The chances of a devaluation of the Lebanese pound are very remote in the short and medium term despite the negative economic indicators and the growing demand for the U.S. dollar, bankers and economists said Wednesday. “I am not worried about the pound at this stage. The national currency can withstand pressure as long as the government shows determination to implement reforms,” Louis Hobeika, professor of economics and finance at Notre Dame University-Louaize, told The Daily Star.
In recent weeks, the market has been awash with rumors that the pound was on the edge of total collapse due to a lack of confidence in the national currency and fears of an imminent downgrade of Lebanon by international rating agency Standards & Poor’s.
Despite the assurances of Central Bank Gov. Riad Salameh that the pound was stable and would remain so, many exchange dealers in the country sold the dollar at between LL1,530 and LL1,540. The official exchange rate of the pound against the dollar is LL1,507 to LL1,514, depending on the amount of money and the exchange dealer.
Some commercial banks have, under different pretexts, refused client requests to convert Lebanese pound accounts to dollars. Some bank employees have justified these actions as measures to contain the run on the U.S. dollar.
But other bankers insisted they always met the requests of their customers to convert Lebanese pound accounts to dollars.

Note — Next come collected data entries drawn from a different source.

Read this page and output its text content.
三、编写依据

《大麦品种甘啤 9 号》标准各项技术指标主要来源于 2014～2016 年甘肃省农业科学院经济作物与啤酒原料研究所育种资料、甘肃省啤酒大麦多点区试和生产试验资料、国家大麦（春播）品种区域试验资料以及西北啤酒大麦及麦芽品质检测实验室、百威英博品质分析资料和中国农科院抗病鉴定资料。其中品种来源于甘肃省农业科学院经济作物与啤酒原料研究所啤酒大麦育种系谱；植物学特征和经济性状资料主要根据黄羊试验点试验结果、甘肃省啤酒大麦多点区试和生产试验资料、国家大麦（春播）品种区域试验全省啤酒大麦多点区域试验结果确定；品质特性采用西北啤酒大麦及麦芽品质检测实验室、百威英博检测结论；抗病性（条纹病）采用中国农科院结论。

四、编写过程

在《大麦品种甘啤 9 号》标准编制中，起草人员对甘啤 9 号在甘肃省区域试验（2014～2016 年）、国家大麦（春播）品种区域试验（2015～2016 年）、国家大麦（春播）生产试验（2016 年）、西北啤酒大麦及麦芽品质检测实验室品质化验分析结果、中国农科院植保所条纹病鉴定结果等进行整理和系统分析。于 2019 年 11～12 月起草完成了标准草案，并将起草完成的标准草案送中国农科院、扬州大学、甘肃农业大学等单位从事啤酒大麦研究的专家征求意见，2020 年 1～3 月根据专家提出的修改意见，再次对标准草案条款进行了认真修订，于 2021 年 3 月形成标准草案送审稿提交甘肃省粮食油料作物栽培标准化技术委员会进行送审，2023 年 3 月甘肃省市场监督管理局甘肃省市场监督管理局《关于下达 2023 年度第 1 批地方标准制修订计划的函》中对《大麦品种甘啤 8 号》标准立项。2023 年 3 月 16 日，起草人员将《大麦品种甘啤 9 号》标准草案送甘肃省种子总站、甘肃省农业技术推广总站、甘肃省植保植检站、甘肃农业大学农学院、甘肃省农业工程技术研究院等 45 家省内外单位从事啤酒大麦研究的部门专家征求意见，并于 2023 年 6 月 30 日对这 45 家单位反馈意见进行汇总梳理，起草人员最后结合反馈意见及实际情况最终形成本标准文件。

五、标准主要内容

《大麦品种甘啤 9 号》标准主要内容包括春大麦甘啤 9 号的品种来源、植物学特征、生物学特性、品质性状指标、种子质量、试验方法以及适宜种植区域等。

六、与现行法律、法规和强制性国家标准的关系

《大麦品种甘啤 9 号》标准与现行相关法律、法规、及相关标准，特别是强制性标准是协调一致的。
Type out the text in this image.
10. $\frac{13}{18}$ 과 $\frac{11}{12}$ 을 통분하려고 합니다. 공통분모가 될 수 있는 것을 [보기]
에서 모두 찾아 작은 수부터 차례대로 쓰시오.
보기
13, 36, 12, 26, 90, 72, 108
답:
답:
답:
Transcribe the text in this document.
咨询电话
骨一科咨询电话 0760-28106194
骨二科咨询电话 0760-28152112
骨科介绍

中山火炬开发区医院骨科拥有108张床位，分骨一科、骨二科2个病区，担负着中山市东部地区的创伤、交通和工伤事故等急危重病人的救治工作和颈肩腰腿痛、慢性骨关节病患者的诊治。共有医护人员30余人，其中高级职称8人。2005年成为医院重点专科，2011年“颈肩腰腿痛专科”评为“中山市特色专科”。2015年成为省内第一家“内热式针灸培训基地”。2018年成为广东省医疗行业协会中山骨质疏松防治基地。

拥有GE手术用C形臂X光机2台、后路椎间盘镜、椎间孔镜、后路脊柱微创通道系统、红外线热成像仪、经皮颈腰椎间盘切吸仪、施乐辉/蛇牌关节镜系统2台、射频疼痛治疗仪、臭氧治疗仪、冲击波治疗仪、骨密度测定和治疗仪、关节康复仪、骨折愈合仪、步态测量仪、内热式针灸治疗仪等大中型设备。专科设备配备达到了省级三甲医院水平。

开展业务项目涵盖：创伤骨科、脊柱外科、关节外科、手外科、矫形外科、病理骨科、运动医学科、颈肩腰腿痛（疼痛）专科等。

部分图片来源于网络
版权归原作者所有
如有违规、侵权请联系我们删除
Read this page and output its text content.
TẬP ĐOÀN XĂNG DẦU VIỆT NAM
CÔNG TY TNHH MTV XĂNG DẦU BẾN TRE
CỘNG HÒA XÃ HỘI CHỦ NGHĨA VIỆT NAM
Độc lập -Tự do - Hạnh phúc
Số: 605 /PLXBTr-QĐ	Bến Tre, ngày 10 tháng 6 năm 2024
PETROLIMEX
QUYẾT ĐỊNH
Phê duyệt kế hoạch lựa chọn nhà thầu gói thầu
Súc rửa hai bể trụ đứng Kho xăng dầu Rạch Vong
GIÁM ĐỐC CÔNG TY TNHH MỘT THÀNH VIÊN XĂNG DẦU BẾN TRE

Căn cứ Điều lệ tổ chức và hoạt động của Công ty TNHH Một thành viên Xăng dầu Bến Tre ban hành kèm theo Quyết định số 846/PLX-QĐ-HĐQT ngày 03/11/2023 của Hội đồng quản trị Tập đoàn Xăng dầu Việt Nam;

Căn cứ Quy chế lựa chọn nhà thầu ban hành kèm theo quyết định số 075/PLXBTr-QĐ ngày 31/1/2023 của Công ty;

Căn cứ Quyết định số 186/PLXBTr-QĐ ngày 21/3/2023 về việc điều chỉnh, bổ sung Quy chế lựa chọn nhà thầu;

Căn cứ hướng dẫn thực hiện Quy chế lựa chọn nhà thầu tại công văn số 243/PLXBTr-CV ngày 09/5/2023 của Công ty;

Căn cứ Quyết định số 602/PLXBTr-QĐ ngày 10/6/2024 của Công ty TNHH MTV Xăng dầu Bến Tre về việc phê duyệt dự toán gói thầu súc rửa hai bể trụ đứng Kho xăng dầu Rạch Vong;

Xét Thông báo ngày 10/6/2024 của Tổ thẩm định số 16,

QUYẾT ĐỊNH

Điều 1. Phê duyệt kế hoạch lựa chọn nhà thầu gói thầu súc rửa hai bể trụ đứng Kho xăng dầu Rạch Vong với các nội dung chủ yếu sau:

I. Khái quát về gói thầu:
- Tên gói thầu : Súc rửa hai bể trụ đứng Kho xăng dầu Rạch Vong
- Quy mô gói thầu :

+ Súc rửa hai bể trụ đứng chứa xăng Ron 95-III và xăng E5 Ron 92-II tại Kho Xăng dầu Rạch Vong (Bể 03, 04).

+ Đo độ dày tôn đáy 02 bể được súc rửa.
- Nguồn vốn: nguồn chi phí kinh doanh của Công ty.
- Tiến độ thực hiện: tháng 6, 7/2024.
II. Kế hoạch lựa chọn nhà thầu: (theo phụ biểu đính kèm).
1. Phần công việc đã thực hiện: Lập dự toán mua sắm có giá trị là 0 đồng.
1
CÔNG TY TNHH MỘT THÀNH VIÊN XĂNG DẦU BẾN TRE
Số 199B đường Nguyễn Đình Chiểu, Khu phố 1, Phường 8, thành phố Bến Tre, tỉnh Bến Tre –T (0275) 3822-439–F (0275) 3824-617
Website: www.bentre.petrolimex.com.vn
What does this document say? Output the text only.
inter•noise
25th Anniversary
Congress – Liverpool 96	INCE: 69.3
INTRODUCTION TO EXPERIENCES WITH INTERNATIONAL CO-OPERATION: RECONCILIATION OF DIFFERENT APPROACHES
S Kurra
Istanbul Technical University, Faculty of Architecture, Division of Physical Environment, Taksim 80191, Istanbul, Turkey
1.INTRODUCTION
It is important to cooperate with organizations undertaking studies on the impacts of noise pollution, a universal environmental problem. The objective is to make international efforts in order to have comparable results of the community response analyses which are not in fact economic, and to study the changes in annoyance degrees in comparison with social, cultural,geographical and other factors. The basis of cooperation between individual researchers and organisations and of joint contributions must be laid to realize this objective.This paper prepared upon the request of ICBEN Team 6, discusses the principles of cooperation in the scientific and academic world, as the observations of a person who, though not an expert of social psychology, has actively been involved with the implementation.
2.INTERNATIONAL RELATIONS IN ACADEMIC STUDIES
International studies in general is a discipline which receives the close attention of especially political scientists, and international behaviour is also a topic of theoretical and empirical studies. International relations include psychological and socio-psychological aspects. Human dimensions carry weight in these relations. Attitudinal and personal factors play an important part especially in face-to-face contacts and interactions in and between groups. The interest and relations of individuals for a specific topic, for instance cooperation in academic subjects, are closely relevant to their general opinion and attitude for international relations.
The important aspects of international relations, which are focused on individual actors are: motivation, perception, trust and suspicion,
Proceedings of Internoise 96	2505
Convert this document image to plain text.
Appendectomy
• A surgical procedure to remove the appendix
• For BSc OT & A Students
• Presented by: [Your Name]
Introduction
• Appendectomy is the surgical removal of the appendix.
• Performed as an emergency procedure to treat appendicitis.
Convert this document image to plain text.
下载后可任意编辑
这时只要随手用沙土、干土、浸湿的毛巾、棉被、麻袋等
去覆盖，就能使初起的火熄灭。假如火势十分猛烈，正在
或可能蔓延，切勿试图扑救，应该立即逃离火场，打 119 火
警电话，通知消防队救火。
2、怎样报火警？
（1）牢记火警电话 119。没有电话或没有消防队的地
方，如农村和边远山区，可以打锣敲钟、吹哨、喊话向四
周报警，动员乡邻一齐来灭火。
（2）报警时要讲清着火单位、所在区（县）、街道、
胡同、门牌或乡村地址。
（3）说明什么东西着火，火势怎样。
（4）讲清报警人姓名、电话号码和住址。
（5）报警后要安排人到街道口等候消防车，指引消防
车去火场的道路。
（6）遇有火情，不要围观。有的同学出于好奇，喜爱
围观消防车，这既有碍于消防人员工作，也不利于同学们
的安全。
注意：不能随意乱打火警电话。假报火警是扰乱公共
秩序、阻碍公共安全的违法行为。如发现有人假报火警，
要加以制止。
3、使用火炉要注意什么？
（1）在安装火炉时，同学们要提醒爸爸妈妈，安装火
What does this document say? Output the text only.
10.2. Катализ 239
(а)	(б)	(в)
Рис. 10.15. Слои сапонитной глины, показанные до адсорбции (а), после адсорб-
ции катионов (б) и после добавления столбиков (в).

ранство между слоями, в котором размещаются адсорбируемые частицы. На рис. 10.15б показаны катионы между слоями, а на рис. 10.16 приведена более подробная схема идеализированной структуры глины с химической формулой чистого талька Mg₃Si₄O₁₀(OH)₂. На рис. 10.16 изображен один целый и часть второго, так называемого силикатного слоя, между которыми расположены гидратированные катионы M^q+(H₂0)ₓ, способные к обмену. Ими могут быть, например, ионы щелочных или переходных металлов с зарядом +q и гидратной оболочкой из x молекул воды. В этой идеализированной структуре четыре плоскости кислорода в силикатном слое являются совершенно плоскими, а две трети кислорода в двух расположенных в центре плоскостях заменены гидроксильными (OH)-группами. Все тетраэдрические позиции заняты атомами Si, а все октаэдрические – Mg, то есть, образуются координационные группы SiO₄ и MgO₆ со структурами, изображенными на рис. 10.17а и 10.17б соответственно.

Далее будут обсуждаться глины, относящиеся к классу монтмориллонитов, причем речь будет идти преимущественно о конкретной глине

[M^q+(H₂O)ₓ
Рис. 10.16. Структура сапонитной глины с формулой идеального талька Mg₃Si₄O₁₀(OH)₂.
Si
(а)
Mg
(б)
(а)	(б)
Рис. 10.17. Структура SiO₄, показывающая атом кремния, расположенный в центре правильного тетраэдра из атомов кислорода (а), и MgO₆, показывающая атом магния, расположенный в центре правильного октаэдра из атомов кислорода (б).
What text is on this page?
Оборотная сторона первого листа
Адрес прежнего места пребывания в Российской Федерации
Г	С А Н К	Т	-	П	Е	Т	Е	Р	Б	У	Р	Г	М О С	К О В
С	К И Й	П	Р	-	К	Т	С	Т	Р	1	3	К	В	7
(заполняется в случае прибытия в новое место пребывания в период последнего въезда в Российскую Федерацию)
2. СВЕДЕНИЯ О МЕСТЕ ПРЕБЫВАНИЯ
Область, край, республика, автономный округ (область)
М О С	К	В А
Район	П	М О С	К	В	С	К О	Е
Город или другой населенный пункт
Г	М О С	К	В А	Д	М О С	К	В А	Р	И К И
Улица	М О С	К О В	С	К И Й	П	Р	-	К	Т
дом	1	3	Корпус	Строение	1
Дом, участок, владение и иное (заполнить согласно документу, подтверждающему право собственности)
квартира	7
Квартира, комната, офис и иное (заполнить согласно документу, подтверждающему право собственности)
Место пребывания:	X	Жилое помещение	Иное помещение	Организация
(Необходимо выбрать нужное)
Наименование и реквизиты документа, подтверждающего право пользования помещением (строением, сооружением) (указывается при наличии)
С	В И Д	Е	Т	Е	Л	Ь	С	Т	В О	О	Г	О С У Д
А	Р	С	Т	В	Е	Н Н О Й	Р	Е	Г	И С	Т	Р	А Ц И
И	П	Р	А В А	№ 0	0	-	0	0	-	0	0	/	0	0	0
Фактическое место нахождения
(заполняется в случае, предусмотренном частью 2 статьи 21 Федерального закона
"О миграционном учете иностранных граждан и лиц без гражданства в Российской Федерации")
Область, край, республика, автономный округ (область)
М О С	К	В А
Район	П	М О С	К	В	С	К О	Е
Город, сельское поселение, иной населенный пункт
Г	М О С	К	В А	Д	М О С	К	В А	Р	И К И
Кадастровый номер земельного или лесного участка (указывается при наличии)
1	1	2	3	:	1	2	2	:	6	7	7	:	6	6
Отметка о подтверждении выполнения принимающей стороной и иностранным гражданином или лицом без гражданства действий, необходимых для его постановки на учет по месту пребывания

Lebanon, like many states, is a dollarized economy, with more than 67 percent of deposits in the U.S. currency.
A number private universities have asked to receive college tuitions in dollars only.
Hobeika added that one effective way to boost confidence in the pound and the economy was to attract investments to the country.
“Lebanon is a small country and an investment of around $1 billion to $2 billion a year can turn the economy around and even contain the rush on the dollar,” he said.
Hobeika argued that Lebanese politicians had no choice but to implement reforms.
He and other bankers have ruled out the possibility that S&P will downgrade Lebanon from B- to CCC+ later this week, thanks to intensive negotiations between senior Lebanese officials and senior executives from the rating agency.
Salameh recently warned that floating the pound could lead to hyperinflation. “Our commitment to a stable exchange rate serves price stability, which is needed to maintain inflows in foreign currencies,” the governor said in lecture at the Holy Spirit University of Kaslik last Friday.
“Lebanon has a dollarized economy and is a net large importer. The dollar is used in 75 percent of the transactions in our local market. The deficit of our current account exceeds 20 percent of our GDP for the last three years. Floating the currency will undermine confidence and thus the inflows. It will also create hyperinflation. Dollarization and low exports will hinder us from gaining a competitive advantage. Of course, maintaining the peg is costly for Banque du Liban, but less costly than floating the currency.”
Marwan Kheireddine, chairman of AL-MAWARID Bank, said BDL had sufficient and effective tools to keep the pound stable at least for the medium term.
“There has been lot of speculations and rumors about the pound. I can assure [you] that there is no imminent risk to the national pound because the Central Bank has over $30 billion in foreign currency reserves,” he said.
Kheireddine added that S&P had no intention to downgrade Lebanon later this week, after Salameh and Finance Minister Ali Hasan Khalil reportedly persuaded the rating agency that Lebanon was determined to cut the budget deficit.
“The Cabinet plans to submit the 2020 draft budget soon and is also keen to implement the electricity reforms early next year. The exploration of gas and oil will also improve confidence in the country,” he added.
Ghassan Ayash, former vice governor of the Central Bank, did not see any immediate threat to the pound, but expressed deep concern about huge capital outflows from the country in the first five months of this year. “I am concerned about capital flight from Lebanon. The balance of payment in the first five months registered a deficit of more than $5 billion,” Ayash said.
Nassib Ghobril, head of economic research at Byblos Bank, insisted that the pound was stable and there was no pressure on the exchange rate.
“The overwhelming majority of the monetary mass in foreign currency is at commercial banks,” he told The Daily Star.
“The rumors about the exchange rate at some opportunistic money dealers does not reflect the broader situation in the market and should not be generalized. The exchange trade among banks is trading within the margins set by Banque du Liban. In any case, the Lebanese pound is stable and there is no pressure on the exchange rate.”